[tourismindonesia] Bali - a perfect wedding venue
Bali - a perfect wedding venue
Posted : Tue, 17 Aug 2010 03:05:15 GMT
By : Christiane Oelrich
Mengwi, Indonesia - More and more couples are travelling to Indonesia to marry under blue skies, surrounded by palm trees and sun-kissed beaches.
The procedure is relatively simple, although marriage partners must have the same religion, which has to be declared. Otherwise, one partner has to make a written declaration of change of religion.
"We wanted something completely different," German bookkeeper Kai Ritter said ahead of his wedding to fiancee Sandra Meier on the island of Bali.
Before the ceremony, Ritter sat nervously on a couch while the bride had the final touches put to her hairstyle in a neighbouring room.
Wedding organizer Gery Nutz took the first photos of the bride as he tried to create a relaxed atmosphere ahead of a wedding taking place 12,000 kilometres from home, away from the pair's parents, friends and acquaintances.
"My mind is a complete blank at the moment," the bride said as Nutz asked her to pose with a bouquet of flowers on a bed.
The 32-year-old, however, made clear that she wasn't upset by the absence of her best friend or mother.
"We want to have a memory that is just for the both of us," she said, adding that a second ceremony featuring a religious service would take place next year at home in Germany with relatives and friends present.
The ceremony in Bali began on time at 3 pm, with two local beauties leading first the groom and then the bride over a sea of flowers into a pavilion at Nutz's Villa Kompiang in the principality of Mengwi.
The service was carried out by Wayan, who like many Indonesians goes by only one name. He reminded the couple of their duties to God and each other.

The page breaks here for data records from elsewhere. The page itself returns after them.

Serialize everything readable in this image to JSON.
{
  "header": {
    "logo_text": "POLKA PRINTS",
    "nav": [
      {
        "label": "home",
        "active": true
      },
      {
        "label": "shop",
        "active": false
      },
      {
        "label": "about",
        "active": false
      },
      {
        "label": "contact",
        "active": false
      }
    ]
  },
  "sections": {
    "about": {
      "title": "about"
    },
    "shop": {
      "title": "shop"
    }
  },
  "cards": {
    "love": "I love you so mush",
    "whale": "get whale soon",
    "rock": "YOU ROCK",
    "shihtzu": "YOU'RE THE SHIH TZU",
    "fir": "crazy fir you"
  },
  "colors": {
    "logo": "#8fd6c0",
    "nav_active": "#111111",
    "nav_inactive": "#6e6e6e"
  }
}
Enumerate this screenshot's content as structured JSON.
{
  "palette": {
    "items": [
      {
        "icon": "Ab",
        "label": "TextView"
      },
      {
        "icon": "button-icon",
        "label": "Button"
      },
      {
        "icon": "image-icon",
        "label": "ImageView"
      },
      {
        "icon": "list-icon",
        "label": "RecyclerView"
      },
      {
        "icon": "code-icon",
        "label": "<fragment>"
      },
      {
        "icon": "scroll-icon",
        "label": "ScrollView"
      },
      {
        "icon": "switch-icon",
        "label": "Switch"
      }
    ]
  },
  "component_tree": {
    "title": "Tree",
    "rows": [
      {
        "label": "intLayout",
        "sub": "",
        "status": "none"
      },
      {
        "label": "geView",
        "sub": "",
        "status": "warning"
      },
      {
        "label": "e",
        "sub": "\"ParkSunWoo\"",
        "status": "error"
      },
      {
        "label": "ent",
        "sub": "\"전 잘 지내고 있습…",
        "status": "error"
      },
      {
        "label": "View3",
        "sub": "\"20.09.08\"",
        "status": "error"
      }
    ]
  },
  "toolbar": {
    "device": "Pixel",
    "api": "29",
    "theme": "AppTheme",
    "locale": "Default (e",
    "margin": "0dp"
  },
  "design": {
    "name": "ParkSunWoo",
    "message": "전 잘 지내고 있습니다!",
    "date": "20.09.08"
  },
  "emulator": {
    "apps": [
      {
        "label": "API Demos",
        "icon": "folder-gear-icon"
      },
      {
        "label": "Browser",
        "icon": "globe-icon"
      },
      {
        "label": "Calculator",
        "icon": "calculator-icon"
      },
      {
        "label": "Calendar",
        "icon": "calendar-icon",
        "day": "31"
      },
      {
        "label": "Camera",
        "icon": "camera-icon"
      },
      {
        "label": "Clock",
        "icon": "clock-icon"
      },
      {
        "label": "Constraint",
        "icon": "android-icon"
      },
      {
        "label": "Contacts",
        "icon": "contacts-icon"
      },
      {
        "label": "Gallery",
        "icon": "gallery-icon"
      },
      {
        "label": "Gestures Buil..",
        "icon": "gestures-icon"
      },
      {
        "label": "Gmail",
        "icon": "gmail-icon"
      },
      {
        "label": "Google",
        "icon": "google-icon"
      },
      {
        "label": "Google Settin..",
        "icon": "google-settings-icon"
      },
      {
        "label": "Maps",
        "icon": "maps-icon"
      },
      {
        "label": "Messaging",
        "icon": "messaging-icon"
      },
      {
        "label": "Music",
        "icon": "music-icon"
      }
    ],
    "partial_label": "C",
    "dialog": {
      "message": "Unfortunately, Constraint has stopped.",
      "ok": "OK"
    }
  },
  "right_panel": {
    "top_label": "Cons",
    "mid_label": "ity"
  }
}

The rest of the ceremony had been formulated by Nutz, including the part where the couple looked into each other's eyes and expressed their delight at spending and sharing their lives together.
The local registrar was also present to ensure that the pair were marrying voluntarily. He sealed the partnership with three bangs of a hammer.
The marriage was later registered with the German consulate to ensure that it would be legally recognized once the couple returned home.
The ceremony was concluded with the traditional kiss, exchanging of rings and, of course, a glass of champagne.
However, unlike formal events at home, the groom cut a relaxed figure in a polo shirt and shorts, while the bride wore flat sandals under her white wedding dress - quite useful as the wedding photos were taken on the beach.
According to official figures, over 100 foreign couples tie the knot each month in Bali. The majority are Australian, but a significant number of Europeans also make the journey.
Many hotels offer special deals. On this occasion, Nutz had organized the wedding in his own garden.
The Austrian has lived in Bali for over 20 years and his Balinese wife often carries out the roles of hairdresser, registrar and priest. He, meanwhile, also acts as translator, witness and photographer.
A candlelit dinner can also be arranged, followed by a night in a honeymoon suite. The entire package costs 1,400 euros (1,800 dollars).
"My business is to make people happy," Nutz said.
The newly married couple felt that Nutz had been successful in his efforts.
"It was more beautiful than I expected," the groom said, as his new wife wiped away a tear.